Tungateja uses modern acrylic material. The objects in his paintings appear to be simple, such as rocks or the sky, but they represent abstract images of the world and humanity, when the audience takes a closer look.
Meanwhile, Hoa uses Vietnamese traditional lacquer. Her abstract paintings are made up of bold shades and brushstrokes, and successfully make the most of the colour lacing technique of lacquer art. In her paintings, shapes and strokes are just a tool to embellish the background.
Art critic Phan Cam Thuong observed her creative journey with the appreciation of how she has brought out the beauty by using her own language.
“She seems to be at the balance point, without showing off formality, without complexity, but also there exists no sign of negligence nor carelessness,” said Thuong.
“She consciously discovers any subtle forms to expose that emotional world.”
Mukai is familiar with Vietnamese audiences, with many majestic works displayed in grand art centres in the country. His artworks exhibited at the exhibition are made of wood. These wooden sculptures are neither human-shaped nor anything-shaped, but evoke the invisible links between humans and nature. Mukai also showcases some abstract pencil paintings with the same inspiration with wooden sculpture.

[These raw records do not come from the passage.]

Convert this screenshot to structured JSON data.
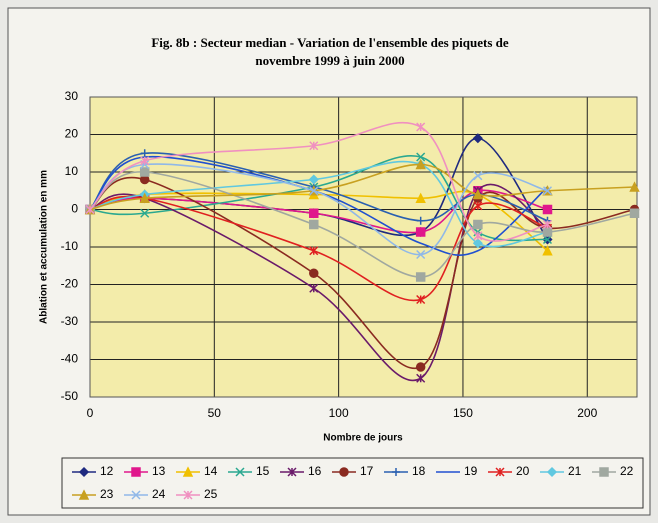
{
  "chart_data": {
    "type": "line",
    "title": [
      "Fig. 8b : Secteur median - Variation de l'ensemble des piquets de",
      "novembre 1999 à juin 2000"
    ],
    "x_label": "Nombre de jours",
    "y_label": "Ablation et accumulation en mm",
    "x": [
      0,
      22,
      90,
      133,
      156,
      184,
      219
    ],
    "xlim": [
      0,
      220
    ],
    "xticks": [
      0,
      50,
      100,
      150,
      200
    ],
    "ylim": [
      -50,
      30
    ],
    "yticks": [
      -50,
      -40,
      -30,
      -20,
      -10,
      0,
      10,
      20,
      30
    ],
    "grid": true,
    "series": [
      {
        "name": "12",
        "color": "#1f2a80",
        "marker": "diamond",
        "values": [
          0,
          3,
          -1,
          -6,
          19,
          -8,
          null
        ]
      },
      {
        "name": "13",
        "color": "#e0178c",
        "marker": "square",
        "values": [
          0,
          3,
          -1,
          -6,
          5,
          0,
          null
        ]
      },
      {
        "name": "14",
        "color": "#f0c000",
        "marker": "triangle",
        "values": [
          0,
          4,
          4,
          3,
          4,
          -11,
          null
        ]
      },
      {
        "name": "15",
        "color": "#2aa890",
        "marker": "x",
        "values": [
          0,
          -1,
          6,
          14,
          -6,
          -8,
          null
        ]
      },
      {
        "name": "16",
        "color": "#6a1a6a",
        "marker": "star",
        "values": [
          0,
          3,
          -21,
          -45,
          5,
          -5,
          null
        ]
      },
      {
        "name": "17",
        "color": "#8a2a20",
        "marker": "circle",
        "values": [
          0,
          8,
          -17,
          -42,
          3,
          -5,
          0
        ]
      },
      {
        "name": "18",
        "color": "#2a60b0",
        "marker": "plus",
        "values": [
          0,
          15,
          6,
          -3,
          4,
          -3,
          null
        ]
      },
      {
        "name": "19",
        "color": "#2050d0",
        "marker": "none",
        "values": [
          0,
          14,
          5,
          -9,
          -11,
          6,
          null
        ]
      },
      {
        "name": "20",
        "color": "#e02020",
        "marker": "star",
        "values": [
          0,
          3,
          -11,
          -24,
          1,
          -5,
          null
        ]
      },
      {
        "name": "21",
        "color": "#60c8e0",
        "marker": "diamond",
        "values": [
          0,
          4,
          8,
          12,
          -9,
          -6,
          null
        ]
      },
      {
        "name": "22",
        "color": "#a0a8a0",
        "marker": "square",
        "values": [
          0,
          10,
          -4,
          -18,
          -4,
          -6,
          -1
        ]
      },
      {
        "name": "23",
        "color": "#c8a020",
        "marker": "triangle",
        "values": [
          0,
          3,
          5,
          12,
          4,
          5,
          6
        ]
      },
      {
        "name": "24",
        "color": "#90b8e8",
        "marker": "x",
        "values": [
          0,
          12,
          5,
          -12,
          9,
          5,
          null
        ]
      },
      {
        "name": "25",
        "color": "#f090c0",
        "marker": "star",
        "values": [
          0,
          13,
          17,
          22,
          -7,
          -4,
          null
        ]
      }
    ]
  }
}
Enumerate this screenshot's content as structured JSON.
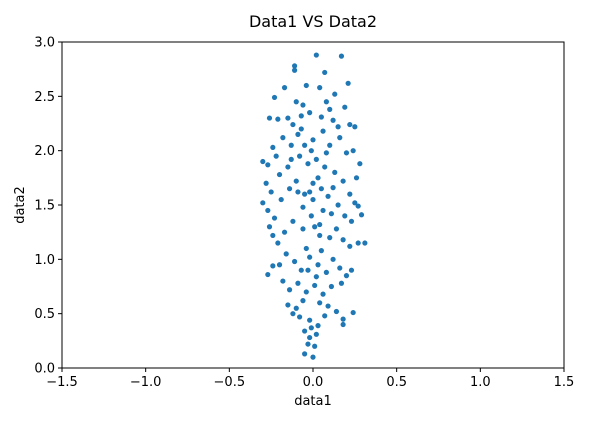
{
  "chart_data": {
    "type": "scatter",
    "title": "Data1 VS Data2",
    "xlabel": "data1",
    "ylabel": "data2",
    "xlim": [
      -1.5,
      1.5
    ],
    "ylim": [
      0.0,
      3.0
    ],
    "xticks": [
      -1.5,
      -1.0,
      -0.5,
      0.0,
      0.5,
      1.0,
      1.5
    ],
    "xtick_labels": [
      "−1.5",
      "−1.0",
      "−0.5",
      "0.0",
      "0.5",
      "1.0",
      "1.5"
    ],
    "yticks": [
      0.0,
      0.5,
      1.0,
      1.5,
      2.0,
      2.5,
      3.0
    ],
    "ytick_labels": [
      "0.0",
      "0.5",
      "1.0",
      "1.5",
      "2.0",
      "2.5",
      "3.0"
    ],
    "grid": false,
    "marker_color": "#1f77b4",
    "series": [
      {
        "points": [
          [
            0.02,
            2.88
          ],
          [
            0.17,
            2.87
          ],
          [
            -0.11,
            2.78
          ],
          [
            -0.11,
            2.74
          ],
          [
            0.07,
            2.72
          ],
          [
            -0.23,
            2.49
          ],
          [
            -0.17,
            2.58
          ],
          [
            -0.04,
            2.6
          ],
          [
            0.04,
            2.58
          ],
          [
            0.21,
            2.62
          ],
          [
            -0.1,
            2.45
          ],
          [
            -0.06,
            2.42
          ],
          [
            0.08,
            2.45
          ],
          [
            0.13,
            2.52
          ],
          [
            0.19,
            2.4
          ],
          [
            -0.26,
            2.3
          ],
          [
            -0.21,
            2.29
          ],
          [
            -0.15,
            2.3
          ],
          [
            -0.12,
            2.24
          ],
          [
            0.22,
            2.24
          ],
          [
            0.25,
            2.22
          ],
          [
            -0.02,
            2.35
          ],
          [
            0.05,
            2.31
          ],
          [
            0.12,
            2.28
          ],
          [
            -0.07,
            2.2
          ],
          [
            -0.3,
            1.9
          ],
          [
            -0.27,
            1.87
          ],
          [
            -0.24,
            2.03
          ],
          [
            -0.22,
            1.95
          ],
          [
            -0.18,
            2.12
          ],
          [
            -0.13,
            2.05
          ],
          [
            -0.09,
            2.15
          ],
          [
            0.0,
            2.1
          ],
          [
            0.06,
            2.18
          ],
          [
            0.1,
            2.05
          ],
          [
            0.16,
            2.12
          ],
          [
            0.2,
            1.98
          ],
          [
            0.24,
            2.0
          ],
          [
            0.28,
            1.88
          ],
          [
            0.26,
            1.75
          ],
          [
            -0.28,
            1.7
          ],
          [
            -0.25,
            1.62
          ],
          [
            -0.2,
            1.78
          ],
          [
            -0.15,
            1.85
          ],
          [
            -0.08,
            1.95
          ],
          [
            -0.03,
            1.88
          ],
          [
            0.02,
            1.92
          ],
          [
            0.07,
            1.85
          ],
          [
            0.13,
            1.8
          ],
          [
            0.18,
            1.72
          ],
          [
            0.22,
            1.6
          ],
          [
            0.25,
            1.52
          ],
          [
            0.27,
            1.49
          ],
          [
            0.29,
            1.41
          ],
          [
            -0.3,
            1.52
          ],
          [
            -0.27,
            1.45
          ],
          [
            -0.23,
            1.38
          ],
          [
            -0.19,
            1.55
          ],
          [
            -0.14,
            1.65
          ],
          [
            -0.1,
            1.72
          ],
          [
            -0.05,
            1.6
          ],
          [
            0.0,
            1.55
          ],
          [
            0.05,
            1.65
          ],
          [
            0.09,
            1.58
          ],
          [
            0.15,
            1.5
          ],
          [
            0.19,
            1.4
          ],
          [
            0.23,
            1.35
          ],
          [
            -0.26,
            1.3
          ],
          [
            -0.24,
            1.22
          ],
          [
            -0.21,
            1.15
          ],
          [
            -0.17,
            1.25
          ],
          [
            -0.12,
            1.35
          ],
          [
            -0.06,
            1.28
          ],
          [
            -0.01,
            1.4
          ],
          [
            0.04,
            1.32
          ],
          [
            0.1,
            1.2
          ],
          [
            0.14,
            1.28
          ],
          [
            0.18,
            1.18
          ],
          [
            0.22,
            1.12
          ],
          [
            0.27,
            1.15
          ],
          [
            0.31,
            1.15
          ],
          [
            -0.27,
            0.86
          ],
          [
            -0.24,
            0.94
          ],
          [
            -0.2,
            0.95
          ],
          [
            -0.16,
            1.05
          ],
          [
            -0.11,
            0.98
          ],
          [
            -0.07,
            0.9
          ],
          [
            -0.02,
            1.02
          ],
          [
            0.03,
            0.95
          ],
          [
            0.08,
            0.88
          ],
          [
            0.12,
            1.0
          ],
          [
            0.16,
            0.92
          ],
          [
            0.2,
            0.85
          ],
          [
            0.23,
            0.9
          ],
          [
            -0.18,
            0.8
          ],
          [
            -0.14,
            0.72
          ],
          [
            -0.09,
            0.78
          ],
          [
            -0.04,
            0.7
          ],
          [
            0.01,
            0.76
          ],
          [
            0.06,
            0.68
          ],
          [
            0.11,
            0.75
          ],
          [
            0.17,
            0.78
          ],
          [
            -0.15,
            0.58
          ],
          [
            -0.1,
            0.55
          ],
          [
            -0.06,
            0.62
          ],
          [
            0.04,
            0.6
          ],
          [
            0.09,
            0.57
          ],
          [
            0.14,
            0.52
          ],
          [
            -0.12,
            0.5
          ],
          [
            -0.08,
            0.47
          ],
          [
            -0.02,
            0.44
          ],
          [
            0.07,
            0.48
          ],
          [
            0.18,
            0.45
          ],
          [
            0.18,
            0.4
          ],
          [
            0.24,
            0.51
          ],
          [
            -0.05,
            0.34
          ],
          [
            -0.01,
            0.37
          ],
          [
            0.03,
            0.39
          ],
          [
            -0.02,
            0.28
          ],
          [
            -0.03,
            0.22
          ],
          [
            0.01,
            0.2
          ],
          [
            -0.05,
            0.13
          ],
          [
            0.0,
            0.1
          ],
          [
            0.02,
            0.31
          ],
          [
            -0.07,
            2.32
          ],
          [
            0.1,
            2.38
          ],
          [
            0.15,
            2.22
          ],
          [
            -0.01,
            2.0
          ],
          [
            0.03,
            1.75
          ],
          [
            -0.06,
            1.48
          ],
          [
            0.06,
            1.45
          ],
          [
            -0.02,
            1.62
          ],
          [
            0.01,
            1.3
          ],
          [
            -0.04,
            1.1
          ],
          [
            0.05,
            1.08
          ],
          [
            -0.09,
            1.62
          ],
          [
            0.12,
            1.66
          ],
          [
            -0.13,
            1.92
          ],
          [
            0.08,
            1.98
          ],
          [
            0.02,
            0.84
          ],
          [
            -0.05,
            2.05
          ],
          [
            0.0,
            1.7
          ],
          [
            0.04,
            1.22
          ],
          [
            -0.03,
            0.9
          ],
          [
            0.11,
            1.42
          ]
        ]
      }
    ]
  }
}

“These sculptures from Mukai bring the audience to a space where they can observe and feel the organic sensibility of creations – purity and consistency – there are even metaphors of up and down rythms of planes, a transforming between solid and spatial volume of forms, various sizes of shapes and the continuous moving of lighting gradients, which are created by an energetic soul and precise carving hands,” said art critic Pham Long.
“Being open to the dawn, resigning themselves to the twilight or the solitude at the corner of an unknown room, the inelegant sculptures of Mukai are standing quietly, but vibrating an enormous energy, the energy of silent spirit, the energy which whisper to us about the fate of trees, the destiny of human beings and the cycle of life and death in this world,” he said.
The art critics shared the same opinion, that the exhibition is highly recommended to see because the artists are all noted names and serious about their creativity.
The exhibition will run until May 22 at the Vietnam Fine Arts Museum, 66 Nguyen Thai Hoc Street, Hanoi.